Reliable GitHub repository management solution addressing GitHub Classroom limitations

Status: In ProductionDuration: Fall 2025 - Present

The Problem We Solve

GitHub Classroom suffers from a critical reliability flaw that disrupts large-scale programming education. Students successfully accept assignments and repositories are created, but their access invitations become invalidated almost immediately.

This creates a frustrating scenario: repositories exist but remain inaccessible. Instructors can see pending invitations in their dashboard, but students cannot accept them. Even resending invitations fails to restore access.

The only recourse is deleting student repositories and forcing re-acceptance—a time-consuming process that doesn’t always work and scales poorly for courses with hundreds of students.

For CS 128, serving hundreds of students each semester, this bug transforms what should be seamless assignment distribution into a constant source of technical support requests, diverting valuable instructional time from programming education to troubleshooting access issues.

Our Solution

CS 128 Classroom eliminates GitHub Classroom’s reliability problems through direct API integration. Rather than relying on GitHub’s problematic invitation system, we manage repository access directly.

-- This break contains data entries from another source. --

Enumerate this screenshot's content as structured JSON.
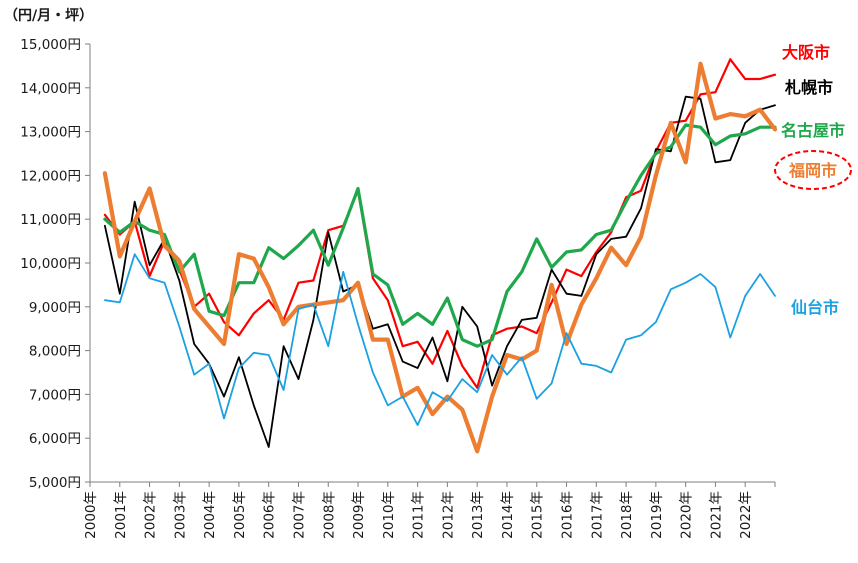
{
  "chart_data": {
    "type": "line",
    "unit_label": "（円/月・坪）",
    "ylim": [
      5000,
      15000
    ],
    "y_ticks": [
      {
        "value": 5000,
        "label": "5,000円"
      },
      {
        "value": 6000,
        "label": "6,000円"
      },
      {
        "value": 7000,
        "label": "7,000円"
      },
      {
        "value": 8000,
        "label": "8,000円"
      },
      {
        "value": 9000,
        "label": "9,000円"
      },
      {
        "value": 10000,
        "label": "10,000円"
      },
      {
        "value": 11000,
        "label": "11,000円"
      },
      {
        "value": 12000,
        "label": "12,000円"
      },
      {
        "value": 13000,
        "label": "13,000円"
      },
      {
        "value": 14000,
        "label": "14,000円"
      },
      {
        "value": 15000,
        "label": "15,000円"
      }
    ],
    "xlim": [
      2000.0,
      2023.0
    ],
    "x_ticks": [
      {
        "value": 2000,
        "label": "2000年"
      },
      {
        "value": 2001,
        "label": "2001年"
      },
      {
        "value": 2002,
        "label": "2002年"
      },
      {
        "value": 2003,
        "label": "2003年"
      },
      {
        "value": 2004,
        "label": "2004年"
      },
      {
        "value": 2005,
        "label": "2005年"
      },
      {
        "value": 2006,
        "label": "2006年"
      },
      {
        "value": 2007,
        "label": "2007年"
      },
      {
        "value": 2008,
        "label": "2008年"
      },
      {
        "value": 2009,
        "label": "2009年"
      },
      {
        "value": 2010,
        "label": "2010年"
      },
      {
        "value": 2011,
        "label": "2011年"
      },
      {
        "value": 2012,
        "label": "2012年"
      },
      {
        "value": 2013,
        "label": "2013年"
      },
      {
        "value": 2014,
        "label": "2014年"
      },
      {
        "value": 2015,
        "label": "2015年"
      },
      {
        "value": 2016,
        "label": "2016年"
      },
      {
        "value": 2017,
        "label": "2017年"
      },
      {
        "value": 2018,
        "label": "2018年"
      },
      {
        "value": 2019,
        "label": "2019年"
      },
      {
        "value": 2020,
        "label": "2020年"
      },
      {
        "value": 2021,
        "label": "2021年"
      },
      {
        "value": 2022,
        "label": "2022年"
      }
    ],
    "x": [
      2000.5,
      2001.0,
      2001.5,
      2002.0,
      2002.5,
      2003.0,
      2003.5,
      2004.0,
      2004.5,
      2005.0,
      2005.5,
      2006.0,
      2006.5,
      2007.0,
      2007.5,
      2008.0,
      2008.5,
      2009.0,
      2009.5,
      2010.0,
      2010.5,
      2011.0,
      2011.5,
      2012.0,
      2012.5,
      2013.0,
      2013.5,
      2014.0,
      2014.5,
      2015.0,
      2015.5,
      2016.0,
      2016.5,
      2017.0,
      2017.5,
      2018.0,
      2018.5,
      2019.0,
      2019.5,
      2020.0,
      2020.5,
      2021.0,
      2021.5,
      2022.0,
      2022.5,
      2023.0
    ],
    "series": [
      {
        "name": "大阪市",
        "color": "#ff0000",
        "stroke_width": 2.2,
        "emphasis": false,
        "values": [
          11100,
          10650,
          10950,
          9700,
          10500,
          9850,
          9000,
          9300,
          8650,
          8350,
          8850,
          9150,
          8700,
          9550,
          9600,
          10750,
          10850,
          11650,
          9650,
          9150,
          8100,
          8200,
          7700,
          8450,
          7650,
          7150,
          8350,
          8500,
          8550,
          8400,
          9100,
          9850,
          9700,
          10250,
          10700,
          11500,
          11650,
          12550,
          13200,
          13250,
          13850,
          13900,
          14650,
          14200,
          14200,
          14300
        ]
      },
      {
        "name": "札幌市",
        "color": "#000000",
        "stroke_width": 1.8,
        "emphasis": false,
        "values": [
          10850,
          9300,
          11400,
          9950,
          10550,
          9600,
          8150,
          7700,
          6950,
          7850,
          6750,
          5800,
          8100,
          7350,
          8700,
          10700,
          9350,
          9500,
          8500,
          8600,
          7750,
          7600,
          8300,
          7300,
          9000,
          8550,
          7200,
          8100,
          8700,
          8750,
          9850,
          9300,
          9250,
          10200,
          10550,
          10600,
          11250,
          12600,
          12550,
          13800,
          13750,
          12300,
          12350,
          13200,
          13500,
          13600
        ]
      },
      {
        "name": "名古屋市",
        "color": "#1fa84b",
        "stroke_width": 3.2,
        "emphasis": false,
        "values": [
          11000,
          10700,
          10950,
          10750,
          10650,
          9800,
          10200,
          8900,
          8800,
          9550,
          9550,
          10350,
          10100,
          10400,
          10750,
          9950,
          10800,
          11700,
          9750,
          9500,
          8600,
          8850,
          8600,
          9200,
          8250,
          8100,
          8250,
          9350,
          9800,
          10550,
          9900,
          10250,
          10300,
          10650,
          10750,
          11400,
          12000,
          12500,
          12650,
          13150,
          13100,
          12700,
          12900,
          12950,
          13100,
          13100
        ]
      },
      {
        "name": "福岡市",
        "color": "#ed7d31",
        "stroke_width": 4.2,
        "emphasis": true,
        "values": [
          12050,
          10150,
          10950,
          11700,
          10400,
          10050,
          8950,
          8550,
          8150,
          10200,
          10100,
          9450,
          8600,
          9000,
          9050,
          9100,
          9150,
          9550,
          8250,
          8250,
          6950,
          7150,
          6550,
          6950,
          6650,
          5700,
          6950,
          7900,
          7800,
          8000,
          9500,
          8150,
          9050,
          9650,
          10350,
          9950,
          10600,
          12000,
          13200,
          12300,
          14550,
          13300,
          13400,
          13350,
          13500,
          13050
        ]
      },
      {
        "name": "仙台市",
        "color": "#1ba1e2",
        "stroke_width": 1.8,
        "emphasis": false,
        "values": [
          9150,
          9100,
          10200,
          9650,
          9550,
          8550,
          7450,
          7700,
          6450,
          7600,
          7950,
          7900,
          7100,
          8950,
          9050,
          8100,
          9800,
          8600,
          7500,
          6750,
          6950,
          6300,
          7050,
          6850,
          7350,
          7050,
          7900,
          7450,
          7850,
          6900,
          7250,
          8400,
          7700,
          7650,
          7500,
          8250,
          8350,
          8650,
          9400,
          9550,
          9750,
          9450,
          8300,
          9250,
          9750,
          9250
        ]
      }
    ],
    "grid": false
  }
}
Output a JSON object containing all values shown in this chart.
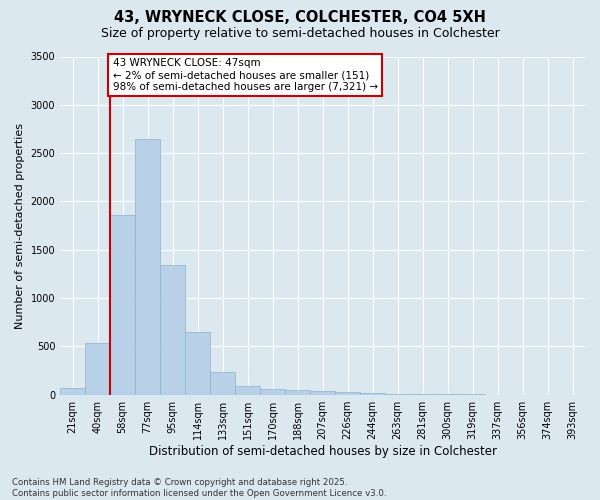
{
  "title1": "43, WRYNECK CLOSE, COLCHESTER, CO4 5XH",
  "title2": "Size of property relative to semi-detached houses in Colchester",
  "xlabel": "Distribution of semi-detached houses by size in Colchester",
  "ylabel": "Number of semi-detached properties",
  "footer1": "Contains HM Land Registry data © Crown copyright and database right 2025.",
  "footer2": "Contains public sector information licensed under the Open Government Licence v3.0.",
  "categories": [
    "21sqm",
    "40sqm",
    "58sqm",
    "77sqm",
    "95sqm",
    "114sqm",
    "133sqm",
    "151sqm",
    "170sqm",
    "188sqm",
    "207sqm",
    "226sqm",
    "244sqm",
    "263sqm",
    "281sqm",
    "300sqm",
    "319sqm",
    "337sqm",
    "356sqm",
    "374sqm",
    "393sqm"
  ],
  "values": [
    65,
    530,
    1860,
    2650,
    1340,
    645,
    240,
    95,
    60,
    50,
    38,
    25,
    18,
    12,
    8,
    5,
    3,
    2,
    1,
    1,
    0
  ],
  "bar_color": "#b8d0e8",
  "bar_edge_color": "#8ab4cc",
  "vline_x_idx": 1.5,
  "vline_color": "#cc0000",
  "annotation_title": "43 WRYNECK CLOSE: 47sqm",
  "annotation_line1": "← 2% of semi-detached houses are smaller (151)",
  "annotation_line2": "98% of semi-detached houses are larger (7,321) →",
  "annotation_box_facecolor": "#ffffff",
  "annotation_box_edgecolor": "#cc0000",
  "bg_color": "#dce8f0",
  "plot_bg_color": "#dce8f0",
  "ylim": [
    0,
    3500
  ],
  "yticks": [
    0,
    500,
    1000,
    1500,
    2000,
    2500,
    3000,
    3500
  ],
  "grid_color": "#ffffff",
  "title_fontsize": 10.5,
  "subtitle_fontsize": 9,
  "tick_fontsize": 7,
  "ylabel_fontsize": 8,
  "xlabel_fontsize": 8.5,
  "footer_fontsize": 6.2
}
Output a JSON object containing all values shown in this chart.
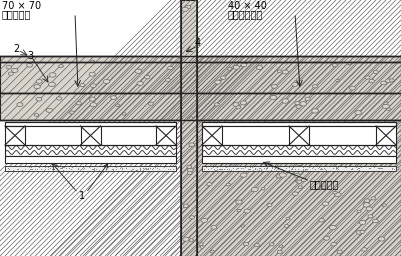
{
  "bg": "white",
  "lc": "#222222",
  "concrete_bg": "#d8d4cc",
  "concrete_hatch": "#666666",
  "board_bg": "#ffffff",
  "insul_bg": "#ffffff",
  "label_tl1": "70 × 70",
  "label_tl2": "石膏板标块",
  "label_tr1": "40 × 40",
  "label_tr2": "聚苯乙希垒块",
  "label_br": "纸面石膏板",
  "num1": "1",
  "num2": "2",
  "num3": "3",
  "num4": "4",
  "fig_w": 4.01,
  "fig_h": 2.56,
  "dpi": 100
}
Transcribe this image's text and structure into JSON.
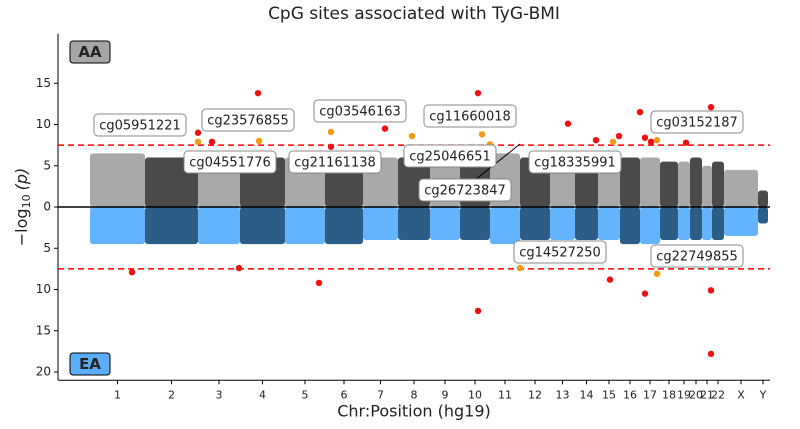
{
  "chart_data": {
    "type": "miami",
    "title": "CpG sites associated with TyG-BMI",
    "y_label": {
      "text": "−log",
      "sub": "10",
      "rest": "(p)"
    },
    "x_label": "Chr:Position (hg19)",
    "panel_labels": {
      "top": "AA",
      "bottom": "EA"
    },
    "panel_colors": {
      "top": "#a6a6a6",
      "bottom": "#5aaefc"
    },
    "xlim": [
      0,
      712
    ],
    "ylim": [
      -21,
      21
    ],
    "yticks": [
      {
        "value": 15,
        "label": "15"
      },
      {
        "value": 10,
        "label": "10"
      },
      {
        "value": 5,
        "label": "5"
      },
      0,
      {
        "value": -5,
        "label": "5"
      },
      {
        "value": -10,
        "label": "10"
      },
      {
        "value": -15,
        "label": "15"
      },
      {
        "value": -20,
        "label": "20"
      }
    ],
    "xticks": [
      {
        "value": 59.5,
        "label": "1"
      },
      {
        "value": 113.5,
        "label": "2"
      },
      {
        "value": 161,
        "label": "3"
      },
      {
        "value": 204.5,
        "label": "4"
      },
      {
        "value": 247,
        "label": "5"
      },
      {
        "value": 286,
        "label": "6"
      },
      {
        "value": 322.5,
        "label": "7"
      },
      {
        "value": 356,
        "label": "8"
      },
      {
        "value": 387,
        "label": "9"
      },
      {
        "value": 417,
        "label": "10"
      },
      {
        "value": 447,
        "label": "11"
      },
      {
        "value": 477,
        "label": "12"
      },
      {
        "value": 504.5,
        "label": "13"
      },
      {
        "value": 528.5,
        "label": "14"
      },
      {
        "value": 551,
        "label": "15"
      },
      {
        "value": 572,
        "label": "16"
      },
      {
        "value": 592,
        "label": "17"
      },
      {
        "value": 611,
        "label": "18"
      },
      {
        "value": 626,
        "label": "19"
      },
      {
        "value": 638,
        "label": "20"
      },
      {
        "value": 649,
        "label": "21"
      },
      {
        "value": 660,
        "label": "22"
      },
      {
        "value": 683,
        "label": "X"
      },
      {
        "value": 705,
        "label": "Y"
      }
    ],
    "chromosomes": {
      "start": [
        32,
        87,
        140,
        182,
        227,
        267,
        305,
        340,
        372,
        402,
        432,
        462,
        492,
        517,
        540,
        562,
        582,
        602,
        620,
        632,
        644,
        654,
        666,
        700
      ],
      "end": [
        87,
        140,
        182,
        227,
        267,
        305,
        340,
        372,
        402,
        432,
        462,
        492,
        517,
        540,
        562,
        582,
        602,
        620,
        632,
        644,
        654,
        666,
        700,
        710
      ],
      "aa_max": [
        6.5,
        6,
        6,
        6,
        6,
        6,
        6,
        6,
        5.5,
        6,
        6.5,
        6,
        5,
        5.5,
        5,
        6,
        6,
        5.5,
        5.5,
        6,
        5,
        5.5,
        4.5,
        2
      ],
      "ea_min": [
        -4.5,
        -4.5,
        -4.5,
        -4.5,
        -4.5,
        -4.5,
        -4,
        -4,
        -4,
        -4,
        -4.5,
        -4,
        -4,
        -4,
        -4,
        -4.5,
        -4.5,
        -4,
        -4,
        -4,
        -4,
        -4,
        -3.5,
        -2
      ]
    },
    "cloud_colors": {
      "top": [
        "#a9a9a9",
        "#4a4a4a"
      ],
      "bottom": [
        "#63b3ff",
        "#2c5d87"
      ]
    },
    "thresholds": [
      7.5,
      -7.5
    ],
    "threshold_color": "#ff0000",
    "series": [
      {
        "color": "#ee1111",
        "x": [
          140,
          154,
          200,
          273,
          327,
          420,
          510,
          538,
          561,
          582,
          587,
          593,
          628,
          653,
          74,
          181,
          261,
          420,
          552,
          587,
          653,
          653
        ],
        "values": [
          9.0,
          7.9,
          13.8,
          7.3,
          9.5,
          13.8,
          10.1,
          8.1,
          8.6,
          11.5,
          8.4,
          7.9,
          7.8,
          12.1,
          -7.9,
          -7.4,
          -9.2,
          -12.6,
          -8.8,
          -10.5,
          -10.1,
          -17.8
        ]
      },
      {
        "color": "#f59a16",
        "x": [
          140,
          201,
          273,
          354,
          424,
          432,
          555,
          599,
          462,
          599
        ],
        "values": [
          7.9,
          8.0,
          9.1,
          8.6,
          8.8,
          7.6,
          7.9,
          8.1,
          -7.4,
          -8.1
        ]
      }
    ],
    "annotations": [
      "cg05951221",
      "cg23576855",
      "cg03546163",
      "cg11660018",
      "cg03152187",
      "cg04551776",
      "cg21161138",
      "cg25046651",
      "cg18335991",
      "cg26723847",
      "cg14527250",
      "cg22749855"
    ]
  }
}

Students authenticate using our existing CS128 identity service and immediately accept assignments. This triggers automatic creation of private repositories with immediate, stable access permissions—no invitations required.

By bypassing GitHub Classroom’s invitation mechanism entirely, we ensure students gain immediate read-write access to their repositories without the delays, failures, and administrative overhead that plagued our previous workflow.

Technical Implementation

The platform is built with Node.js and integrates directly with GitHub’s API to manage:

  • Repository creation
  • Permission management
  • Student access control

Authentication is handled through OAuth2 using our existing CS128 identity infrastructure, ensuring seamless integration with the course ecosystem.

Key Technical Features

  • Automated repository creation from instructor templates
  • Direct collaborator management via the GitHub API (bypassing invitations)
  • Assignment categories for organizational flexibility
  • Student repository lookup and management tools
  • Publishing controls with release and due dates
  • Real-time assignment acceptance tracking
  • Comprehensive error handling and retry logic
  • Role-based access control for students and instructors

Educational Impact

As of Fall 2025, the platform has successfully served 500+ students and created thousands of repositories without any invitation failures.

Students can now accept assignments and begin coding immediately, rather than encountering access issues that require instructor intervention.

The categorized assignment system supports our diverse course structure—MPs, daily lesson activities, and recitation exercises. Publishing controls let instructors prepare assignments in advance and release them at precisely the right time. Due date tracking further helps students manage their workload effectively.

Administrative overhead has been dramatically reduced. What once required manual troubleshooting of failed invitations and repository deletions now works automatically. The ability to quickly look up a student’s repository status streamlines support and debugging, allowing instructors to focus on teaching programming concepts rather than debugging GitHub Classroom.

Reliability Results

Since deployment, we have observed zero instances of the invitation invalidation bug.

The direct API approach has proven far more reliable than GitHub Classroom’s invitation system. Additionally, comprehensive logging enables quick identification and resolution of any unexpected issues.

The only constraints encountered are GitHub’s API rate limits:

  • No more than 80 content-generating requests per minute
  • No more than 500 content-generating requests per hour

We have exceeded these limits occasionally, but the predictable nature of these constraints makes them manageable through intelligent request scheduling and batching.